O pungir de constante espinho é-lhe um necessário estímulo de vida. Se ele sai do coração, é forçoso que fira o órgão de outras paixões. Se o amor prevalece à ambição de glória ou de riquezas, satisfaça-se o amor, e a outra paixão resultará com toda a impetuosidade do arco retesado... Não se tirem já contra Francisco Salter conclusões que o vago daquelas premissas não autoriza.

A carta não baixou a temperatura, mas mitigou o rescaldo do amor, a ânsia da incerteza, afrontamento das conjecturas que ele formava acerca do destino que o irritado Norberto daria a Carlota, depois da arrojada ameaça do Candal.
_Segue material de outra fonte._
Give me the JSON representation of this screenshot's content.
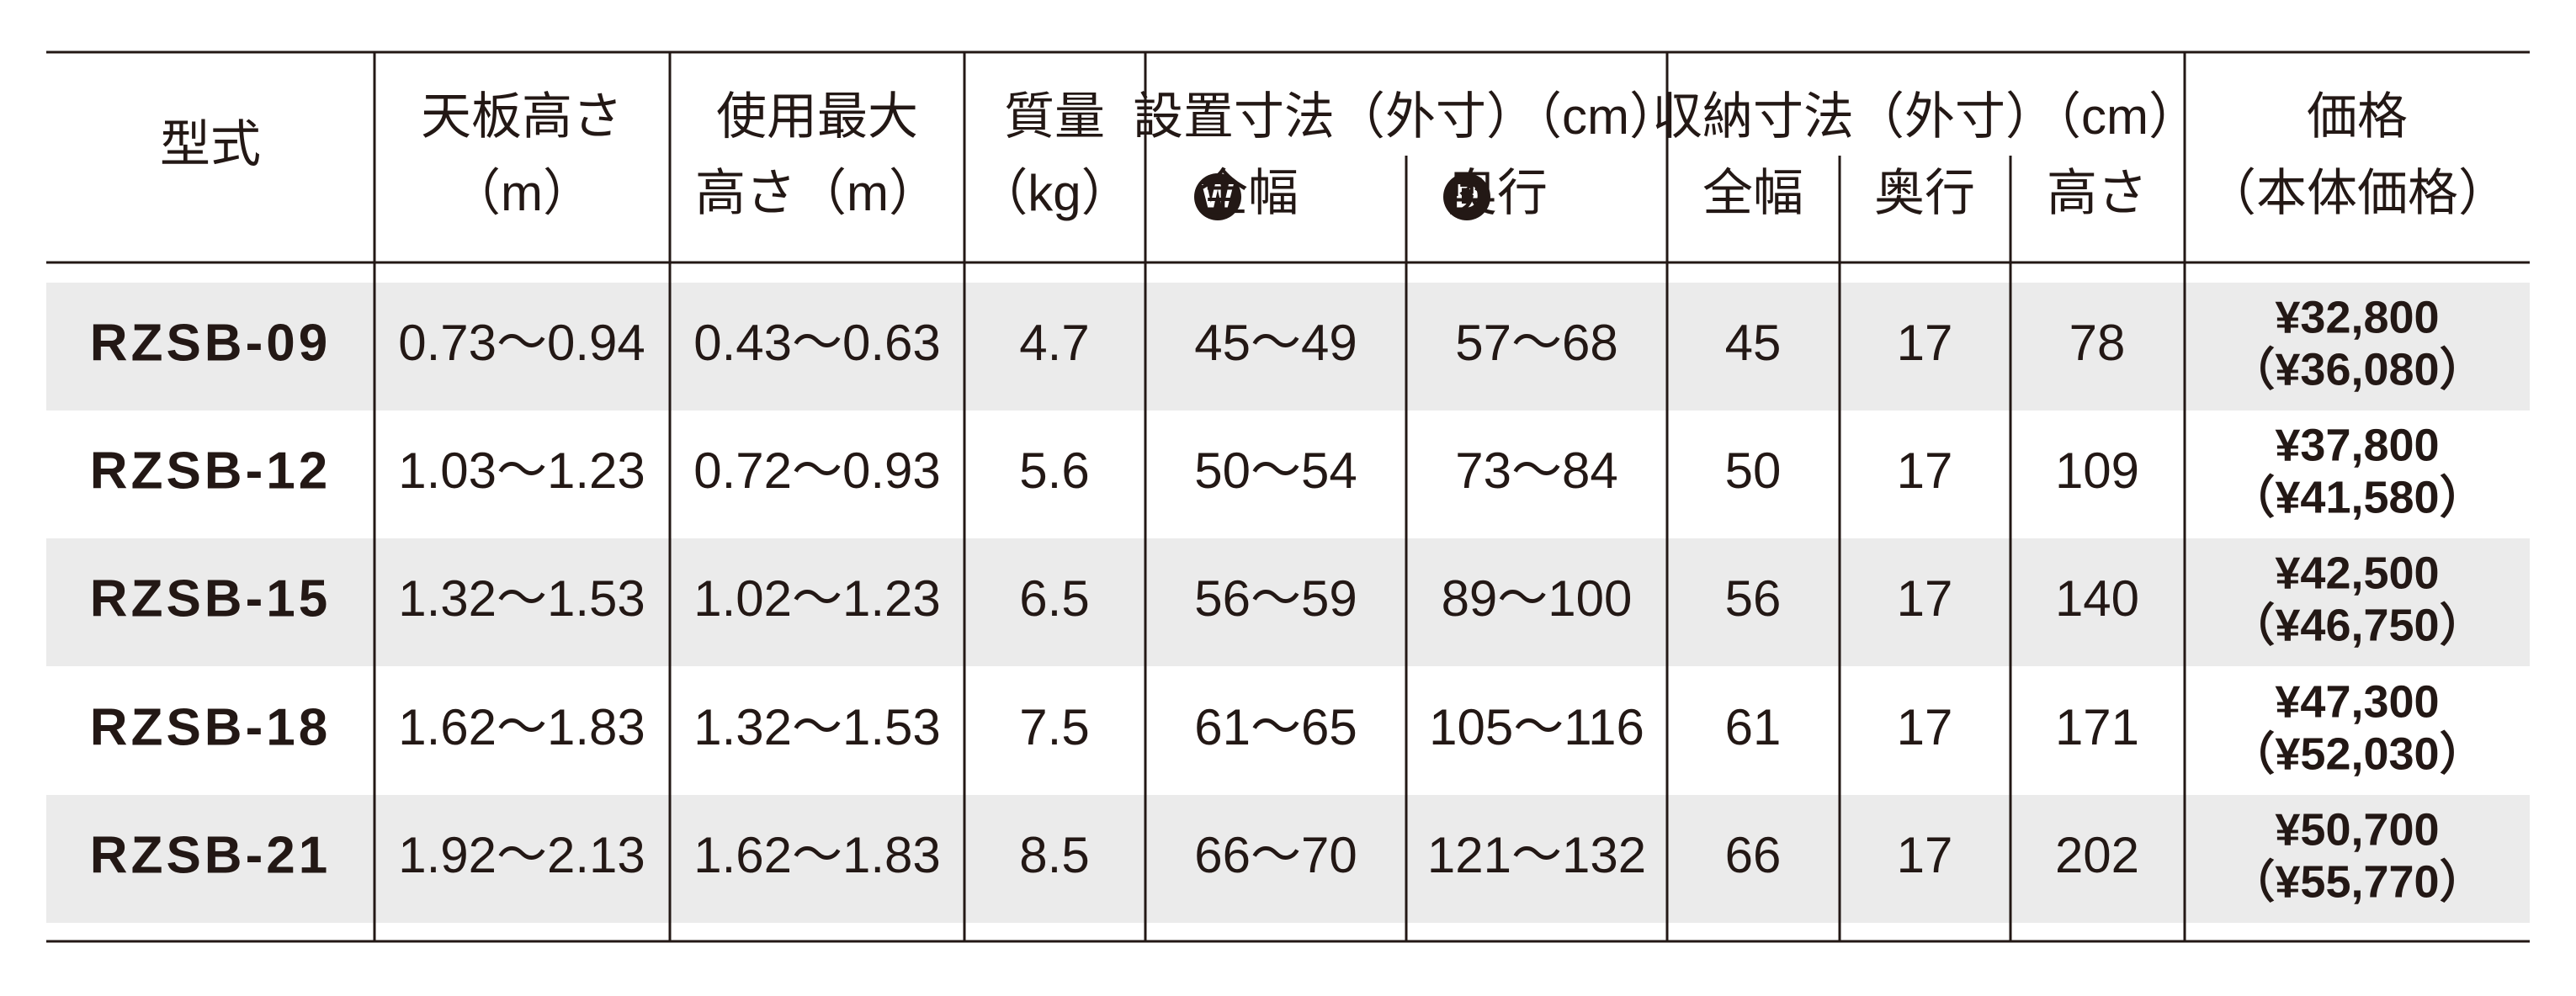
{
  "table": {
    "columns": [
      {
        "lines": [
          "型式"
        ]
      },
      {
        "lines": [
          "天板高さ",
          "（m）"
        ]
      },
      {
        "lines": [
          "使用最大",
          "高さ（m）"
        ]
      },
      {
        "lines": [
          "質量",
          "（kg）"
        ]
      },
      {
        "label": "設置寸法（外寸）（cm）",
        "sub": [
          {
            "badge": "W",
            "label": "全幅"
          },
          {
            "badge": "D",
            "label": "奥行"
          }
        ]
      },
      {
        "label": "収納寸法（外寸）（cm）",
        "sub": [
          {
            "label": "全幅"
          },
          {
            "label": "奥行"
          },
          {
            "label": "高さ"
          }
        ]
      },
      {
        "lines": [
          "価格",
          "（本体価格）"
        ]
      }
    ],
    "rows": [
      [
        "RZSB-09",
        "0.73〜0.94",
        "0.43〜0.63",
        "4.7",
        "45〜49",
        "57〜68",
        "45",
        "17",
        "78",
        "¥32,800",
        "（¥36,080）"
      ],
      [
        "RZSB-12",
        "1.03〜1.23",
        "0.72〜0.93",
        "5.6",
        "50〜54",
        "73〜84",
        "50",
        "17",
        "109",
        "¥37,800",
        "（¥41,580）"
      ],
      [
        "RZSB-15",
        "1.32〜1.53",
        "1.02〜1.23",
        "6.5",
        "56〜59",
        "89〜100",
        "56",
        "17",
        "140",
        "¥42,500",
        "（¥46,750）"
      ],
      [
        "RZSB-18",
        "1.62〜1.83",
        "1.32〜1.53",
        "7.5",
        "61〜65",
        "105〜116",
        "61",
        "17",
        "171",
        "¥47,300",
        "（¥52,030）"
      ],
      [
        "RZSB-21",
        "1.92〜2.13",
        "1.62〜1.83",
        "8.5",
        "66〜70",
        "121〜132",
        "66",
        "17",
        "202",
        "¥50,700",
        "（¥55,770）"
      ]
    ]
  }
}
Se a levariam fora do reino:

Se a casariam violentamente com outro:

Se a encerrariam num convento, incomunicável:

Se a despersuadiriam com razões das que vencem o vulgar das mulheres, quando o amante as não anima com a sua presença:

Se Carlota seria uma mulher vulgar, susceptível de sucumbir às contrariedades.

Tudo isto eram hipóteses atormentadoras; mas a carta respondia a todas. Carlota estava a salvo da perseguição; sozinha com o seu amor, que ninguém lhe impugnava; nutrindo-o com saudades na solidão do claustro. Este convencimento aplacou a vertigem de Mendonça.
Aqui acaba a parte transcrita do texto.